Les cours, pour les filles âgées de 10 à 18 ans, offrent un programme d'apprentissage gratuit et accéléré qui couvre deux niveaux dans une année. Il existe également des cours d'alphabétisation traditionnelle organisés les soirs pour ceux ou celles qui n'ont pas le temps d'assister au cours dans la journée.

Structuré par 'Save the Children', le programme est soutenu par la mission catholique brésilienne 'Congregação Irmãs Catequistas Franciscanas', l’ONG angolaises OSCI (Organisation des enfants de Sainte Isabela) et le géant pétrolier américain 'ExxonMobil'.

En plus de l'alphabétisation de base, les questions de la santé sexuelle et personnelle ainsi que la nutrition occupent la première place dans le programme d'études.

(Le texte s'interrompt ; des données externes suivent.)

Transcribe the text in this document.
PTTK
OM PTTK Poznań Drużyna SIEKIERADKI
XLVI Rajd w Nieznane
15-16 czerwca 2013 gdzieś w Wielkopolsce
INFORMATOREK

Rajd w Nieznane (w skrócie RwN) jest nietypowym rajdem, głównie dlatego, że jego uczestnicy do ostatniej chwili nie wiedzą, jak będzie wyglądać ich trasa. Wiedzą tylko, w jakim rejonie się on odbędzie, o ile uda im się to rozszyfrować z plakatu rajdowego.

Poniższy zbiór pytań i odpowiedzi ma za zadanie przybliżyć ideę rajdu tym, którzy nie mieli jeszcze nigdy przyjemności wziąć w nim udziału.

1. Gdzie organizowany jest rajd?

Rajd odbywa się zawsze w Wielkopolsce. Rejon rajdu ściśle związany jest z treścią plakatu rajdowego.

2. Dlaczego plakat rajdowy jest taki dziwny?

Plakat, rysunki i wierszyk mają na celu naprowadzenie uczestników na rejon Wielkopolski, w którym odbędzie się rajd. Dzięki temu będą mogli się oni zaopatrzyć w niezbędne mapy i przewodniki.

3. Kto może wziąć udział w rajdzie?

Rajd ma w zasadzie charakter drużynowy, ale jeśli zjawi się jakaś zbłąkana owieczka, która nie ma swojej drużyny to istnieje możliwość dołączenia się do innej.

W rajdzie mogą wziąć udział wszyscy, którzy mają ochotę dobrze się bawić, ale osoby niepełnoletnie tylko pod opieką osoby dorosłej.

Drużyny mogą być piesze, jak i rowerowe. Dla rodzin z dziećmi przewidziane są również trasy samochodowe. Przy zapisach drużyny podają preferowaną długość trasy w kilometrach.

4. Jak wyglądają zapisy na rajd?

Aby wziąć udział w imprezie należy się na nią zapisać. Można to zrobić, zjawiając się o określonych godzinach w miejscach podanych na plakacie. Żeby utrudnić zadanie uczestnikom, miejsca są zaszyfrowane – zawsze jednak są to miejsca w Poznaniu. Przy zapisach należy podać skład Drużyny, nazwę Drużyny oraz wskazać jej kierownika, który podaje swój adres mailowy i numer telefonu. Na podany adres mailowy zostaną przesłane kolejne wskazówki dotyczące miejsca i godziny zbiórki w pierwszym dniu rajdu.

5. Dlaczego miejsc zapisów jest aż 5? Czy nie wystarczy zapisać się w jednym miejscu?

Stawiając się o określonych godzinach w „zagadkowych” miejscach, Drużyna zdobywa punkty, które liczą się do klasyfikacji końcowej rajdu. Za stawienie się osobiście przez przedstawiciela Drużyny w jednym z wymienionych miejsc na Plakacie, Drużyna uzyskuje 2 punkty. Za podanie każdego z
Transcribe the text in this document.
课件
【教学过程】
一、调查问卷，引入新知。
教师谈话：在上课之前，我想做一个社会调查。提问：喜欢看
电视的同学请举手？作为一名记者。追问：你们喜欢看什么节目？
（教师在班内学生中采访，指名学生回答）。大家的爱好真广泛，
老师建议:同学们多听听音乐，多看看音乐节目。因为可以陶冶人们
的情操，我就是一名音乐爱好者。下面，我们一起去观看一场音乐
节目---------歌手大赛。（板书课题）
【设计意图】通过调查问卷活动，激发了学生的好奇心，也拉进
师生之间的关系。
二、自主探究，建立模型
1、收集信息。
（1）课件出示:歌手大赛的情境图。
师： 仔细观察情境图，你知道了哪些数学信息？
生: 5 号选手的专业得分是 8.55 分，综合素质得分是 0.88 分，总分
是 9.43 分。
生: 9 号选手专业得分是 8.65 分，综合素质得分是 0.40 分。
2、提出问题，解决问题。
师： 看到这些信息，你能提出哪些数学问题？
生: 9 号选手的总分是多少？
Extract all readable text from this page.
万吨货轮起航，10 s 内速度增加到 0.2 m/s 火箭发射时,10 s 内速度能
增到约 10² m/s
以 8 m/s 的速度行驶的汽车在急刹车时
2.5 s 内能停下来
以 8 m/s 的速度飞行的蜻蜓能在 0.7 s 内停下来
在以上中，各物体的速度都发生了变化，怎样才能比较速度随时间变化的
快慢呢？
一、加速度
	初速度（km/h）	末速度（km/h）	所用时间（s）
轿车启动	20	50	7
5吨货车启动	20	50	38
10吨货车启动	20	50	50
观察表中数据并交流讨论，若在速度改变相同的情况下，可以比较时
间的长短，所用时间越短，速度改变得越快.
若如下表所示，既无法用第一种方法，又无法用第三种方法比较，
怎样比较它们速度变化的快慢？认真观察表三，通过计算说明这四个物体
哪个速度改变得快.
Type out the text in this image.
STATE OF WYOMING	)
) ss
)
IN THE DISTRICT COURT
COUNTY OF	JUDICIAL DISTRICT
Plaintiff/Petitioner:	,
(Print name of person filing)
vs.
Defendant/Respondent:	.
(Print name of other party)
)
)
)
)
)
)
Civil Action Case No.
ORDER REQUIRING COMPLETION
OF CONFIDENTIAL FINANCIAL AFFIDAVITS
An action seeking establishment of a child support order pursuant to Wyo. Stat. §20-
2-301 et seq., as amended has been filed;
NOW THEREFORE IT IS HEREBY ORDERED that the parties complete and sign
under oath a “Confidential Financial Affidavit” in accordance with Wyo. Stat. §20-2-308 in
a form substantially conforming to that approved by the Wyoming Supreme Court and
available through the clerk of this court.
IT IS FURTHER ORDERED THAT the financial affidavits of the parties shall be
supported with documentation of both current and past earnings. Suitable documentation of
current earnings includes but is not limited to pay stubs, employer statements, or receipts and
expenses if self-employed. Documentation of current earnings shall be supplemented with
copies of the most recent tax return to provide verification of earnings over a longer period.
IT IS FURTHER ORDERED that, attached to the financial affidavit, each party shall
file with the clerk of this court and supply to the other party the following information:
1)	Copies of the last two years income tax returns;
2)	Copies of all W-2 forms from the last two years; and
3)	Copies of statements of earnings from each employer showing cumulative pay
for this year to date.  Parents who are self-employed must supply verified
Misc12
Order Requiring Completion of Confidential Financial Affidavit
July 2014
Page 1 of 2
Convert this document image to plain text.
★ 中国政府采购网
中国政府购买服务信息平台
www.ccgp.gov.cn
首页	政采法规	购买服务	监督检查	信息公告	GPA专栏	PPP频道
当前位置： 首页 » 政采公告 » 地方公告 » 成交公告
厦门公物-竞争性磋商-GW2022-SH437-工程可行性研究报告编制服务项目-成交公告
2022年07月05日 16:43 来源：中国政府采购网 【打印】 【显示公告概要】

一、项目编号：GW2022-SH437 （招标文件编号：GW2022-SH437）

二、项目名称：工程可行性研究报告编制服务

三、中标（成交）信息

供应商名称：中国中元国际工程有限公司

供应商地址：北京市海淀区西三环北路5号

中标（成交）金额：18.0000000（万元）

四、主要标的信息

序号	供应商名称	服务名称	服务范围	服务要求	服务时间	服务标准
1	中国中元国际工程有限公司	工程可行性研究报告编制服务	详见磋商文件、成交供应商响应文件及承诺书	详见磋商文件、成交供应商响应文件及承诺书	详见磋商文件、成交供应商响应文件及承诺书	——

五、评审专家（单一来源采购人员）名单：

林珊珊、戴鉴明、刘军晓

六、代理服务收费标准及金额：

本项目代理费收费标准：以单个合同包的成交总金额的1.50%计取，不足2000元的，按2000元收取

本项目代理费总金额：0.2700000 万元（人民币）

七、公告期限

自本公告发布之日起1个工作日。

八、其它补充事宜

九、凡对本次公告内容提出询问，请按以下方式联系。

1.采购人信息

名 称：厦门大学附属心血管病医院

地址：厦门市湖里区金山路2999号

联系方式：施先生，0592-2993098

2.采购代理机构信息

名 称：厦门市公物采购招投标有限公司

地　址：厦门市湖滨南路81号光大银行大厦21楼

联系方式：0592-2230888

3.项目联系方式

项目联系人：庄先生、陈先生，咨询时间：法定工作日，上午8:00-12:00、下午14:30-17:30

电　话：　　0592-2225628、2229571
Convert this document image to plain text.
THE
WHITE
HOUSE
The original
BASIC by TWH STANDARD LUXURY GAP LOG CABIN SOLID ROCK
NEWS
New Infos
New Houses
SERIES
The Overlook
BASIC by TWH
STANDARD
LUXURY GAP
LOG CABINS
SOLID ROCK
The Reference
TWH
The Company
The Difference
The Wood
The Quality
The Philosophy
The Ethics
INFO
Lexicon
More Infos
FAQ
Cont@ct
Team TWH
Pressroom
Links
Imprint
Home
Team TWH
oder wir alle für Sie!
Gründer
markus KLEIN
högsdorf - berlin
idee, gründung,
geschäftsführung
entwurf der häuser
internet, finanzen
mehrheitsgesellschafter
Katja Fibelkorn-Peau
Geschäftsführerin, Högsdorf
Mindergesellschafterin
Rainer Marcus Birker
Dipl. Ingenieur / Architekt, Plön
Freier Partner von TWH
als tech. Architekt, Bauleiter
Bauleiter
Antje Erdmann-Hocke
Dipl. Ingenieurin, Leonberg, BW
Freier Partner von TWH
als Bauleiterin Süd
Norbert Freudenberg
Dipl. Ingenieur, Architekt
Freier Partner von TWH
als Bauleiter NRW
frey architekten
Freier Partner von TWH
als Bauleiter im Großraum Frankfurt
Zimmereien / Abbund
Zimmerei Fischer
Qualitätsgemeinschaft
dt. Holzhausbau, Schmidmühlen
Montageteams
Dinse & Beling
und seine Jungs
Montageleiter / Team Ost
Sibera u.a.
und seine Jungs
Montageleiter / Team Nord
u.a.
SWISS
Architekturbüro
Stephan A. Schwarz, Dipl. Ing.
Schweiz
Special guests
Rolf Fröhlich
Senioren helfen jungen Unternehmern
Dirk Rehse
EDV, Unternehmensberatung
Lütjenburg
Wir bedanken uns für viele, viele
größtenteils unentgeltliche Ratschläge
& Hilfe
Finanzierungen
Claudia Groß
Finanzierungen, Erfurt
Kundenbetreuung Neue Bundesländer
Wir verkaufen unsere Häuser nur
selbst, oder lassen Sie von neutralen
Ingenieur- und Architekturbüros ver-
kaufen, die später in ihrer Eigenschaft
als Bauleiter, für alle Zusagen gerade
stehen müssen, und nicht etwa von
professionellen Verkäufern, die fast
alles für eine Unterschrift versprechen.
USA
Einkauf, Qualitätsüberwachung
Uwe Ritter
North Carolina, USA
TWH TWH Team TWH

Les adolescentes qui ont des enfants peuvent les amener en classe, où ils sont surveillés pendant que les jeunes mères suivent des cours.

En dehors de l'éducation scolaire, les filles apprennent à fabriquer des sacs et le linge de ménage pour générer un petit revenu. "l’objectif est de donner aux filles les compétences pour l'avenir", a expliqué Consumala. "Alors, elles peuvent avoir un revenu durable quand elles quittent l'école."

Pour ces jeunes filles, les cours constituent une deuxième chance à la vie. Maria de Fatima Manuel Antonio (16 ans), une élève, a déclaré: "J'avais la rougeole et elle a affecté ma mémoire; alors j'ai cessé d'aller à l'école. Mais ensuite j'ai été informée de ces cours et ils m'aident à apprendre à lire et à écrire encore".

Aminosa et Mara sont parmi les 490 jeunes filles qui font partie du programme. Ce programme, bien sûr, gratte seulement la surface. Avec neuf millions de personnes de moins de 18 ans et trois millions de moins de cinq ans, qui ont tous besoin de l'éducation, les pressions sur le système scolaire de l'Angola vont augmenter.

Ce défi a été reconnu par le gouvernement, qui a promis un tiers de son budget 2009 de 33,3 milliards de dollars, pour les dépenses sociales, y compris l'éducation.

Mais Steinberg reste prudent. "Il y a eu une amélioration et un investissement considérables", a-t-il affirmé. "Mais le problème est que la qualité de l'éducation est toujours assez faible. Beaucoup d'enseignants n'ont pas eux-mêmes un bon niveau, et ils n'ont pas été correctement formés".

Il estime que l'Angola ne sera pas en mesure d’améliorer le système éducatif au cours des deux prochaines années, comme le promet le gouvernement. "Deux ou trois ans sont trop courts pour voir une grande amélioration. Je pense que nous cherchons vraiment une transition beaucoup plus longue avant de passer au programme éducatif".